Outre les performances, le moteur indigène permettrait de sécuriser la chaîne logistique, d’éviter les dépendances réglementaires (licences ITAR américaines), et de réduire les coûts d’exploitation. Le coût unitaire visé serait de 4 à 5 millions d’euros, contre 7 à 8 millions pour un F110 importé. La Turquie espère produire localement 40 moteurs par an dès la phase industrielle à partir de 2030, avec une durée de vie opérationnelle visée de 4 000 à 6 000 heures, soit 15 à 20 ans en utilisation militaire standard.
L’intégration de ce moteur dans les futures séries Block 30 (vers 2032) puis Block 40 (à l’horizon 2035) représente le point d’inflexion stratégique du programme. Elle conditionne non seulement l’autonomie technologique, mais également la viabilité des exportations, car une motorisation nationale permettrait d’échapper aux restrictions d’exportation imposées par les fournisseurs étrangers. Elle pourrait aussi faire du moteur TEI un produit d’exportation pour d’autres plateformes aériennes régionales, civiles ou militaires.

Performances et capacités techniques du chasseur KAAN
Le KAAN a été conçu comme un avion de chasse de 5ᵉ génération, devant combiner furtivité radar, polyvalence opérationnelle, avionique avancée, et capacités supersoniques. Les données techniques disponibles révèlent un appareil bimoteur, d’une longueur de 21 mètres, avec une envergure de 14 mètres et un poids maximal au décollage estimé à 27 tonnes. Il est équipé d’un train d’atterrissage tricycle rétractable et d’une soute d’armement interne, conçue pour préserver la furtivité.

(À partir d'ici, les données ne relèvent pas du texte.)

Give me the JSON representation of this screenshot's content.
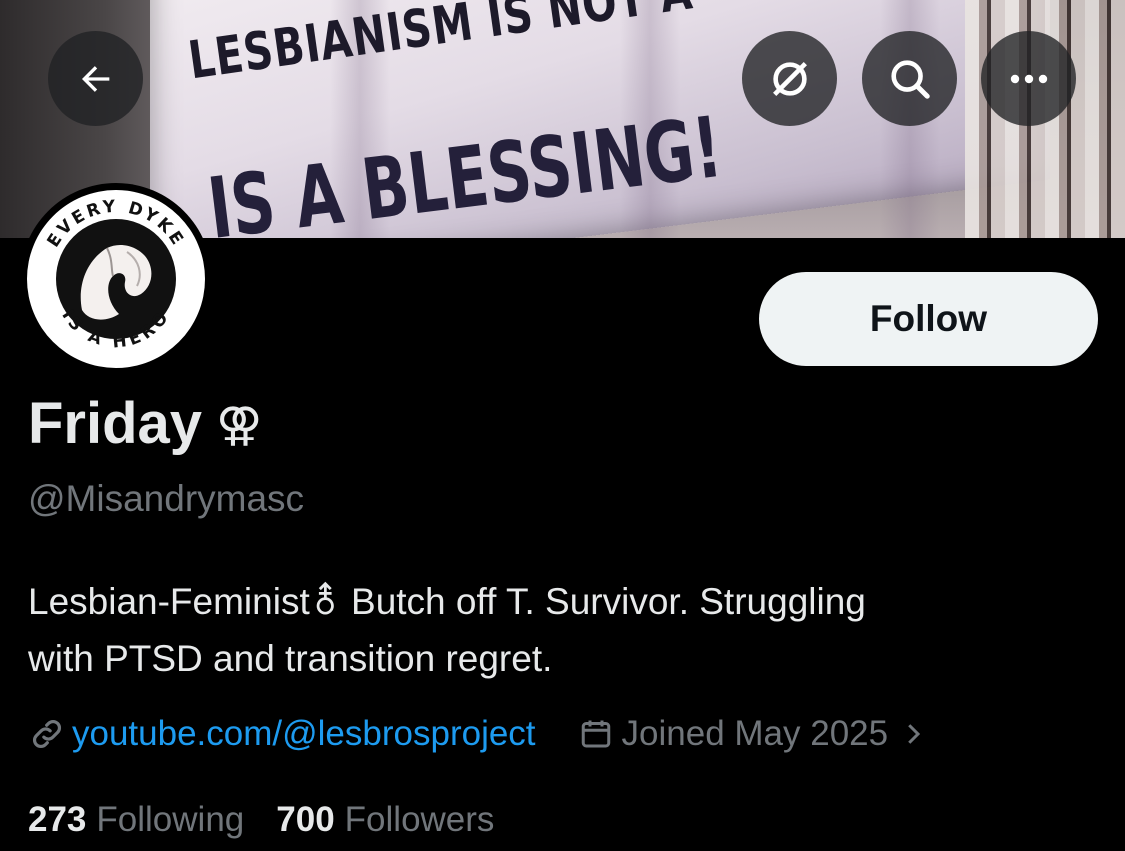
{
  "banner": {
    "text_line1": "LESBIANISM IS NOT A",
    "text_line2": "IS A  BLESSING!"
  },
  "top_actions": [
    "back-arrow-icon",
    "translate-off-icon",
    "search-icon",
    "more-icon"
  ],
  "avatar": {
    "ring_text_top": "EVERY DYKE",
    "ring_text_bottom": "IS A HERO"
  },
  "profile": {
    "follow_label": "Follow",
    "display_name": "Friday",
    "name_symbol": "⚢",
    "handle": "@Misandrymasc",
    "bio_line1": "Lesbian-Feminist⚨ Butch off T. Survivor. Struggling",
    "bio_line2": "with PTSD and transition regret.",
    "website": "youtube.com/@lesbrosproject",
    "joined": "Joined May 2025"
  },
  "stats": {
    "following_count": "273",
    "following_label": "Following",
    "followers_count": "700",
    "followers_label": "Followers"
  },
  "colors": {
    "background": "#000000",
    "text": "#e7e9ea",
    "secondary": "#71767b",
    "link": "#1d9bf0",
    "follow_bg": "#eff3f4"
  }
}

En vitesse de pointe, le KAAN devrait atteindre Mach 1,8 à 2 (environ 2 200 km/h à haute altitude) grâce à sa double motorisation. L’autonomie prévue en configuration de combat est supérieure à 1 100 kilomètres, avec un rayon d’action de plus de 1 500 kilomètres avec réservoirs additionnels. L’appareil devrait aussi disposer d’une capacité de ravitaillement en vol via perche rigide ou flexible.
Côté manœuvrabilité, les ingénieurs de Turkish Aerospace Industries visent une agilité équivalente au F-22. Le design inclut des surfaces mobiles de grandes dimensions (gouvernes et dérives inclinées), un système de contrôle de vol numérique à quadruple redondance, et des actionneurs électromécaniques intégrés dans la voilure pour minimiser les latences. Le taux de virage instantané annoncé est supérieur à 20 degrés par seconde en régime transsonique.
La suite avionique comprend un radar AESA à balayage électronique actif produit par Aselsan, une nacelle optronique infrarouge IRST, une suite de guerre électronique modulaire, et un système de liaisons de données compatible avec les standards OTAN (Link 16, MADL). L’environnement cockpit est full digital, avec affichage HUD grand format, commandes vocales, interface tactile et pilotage assisté par IA.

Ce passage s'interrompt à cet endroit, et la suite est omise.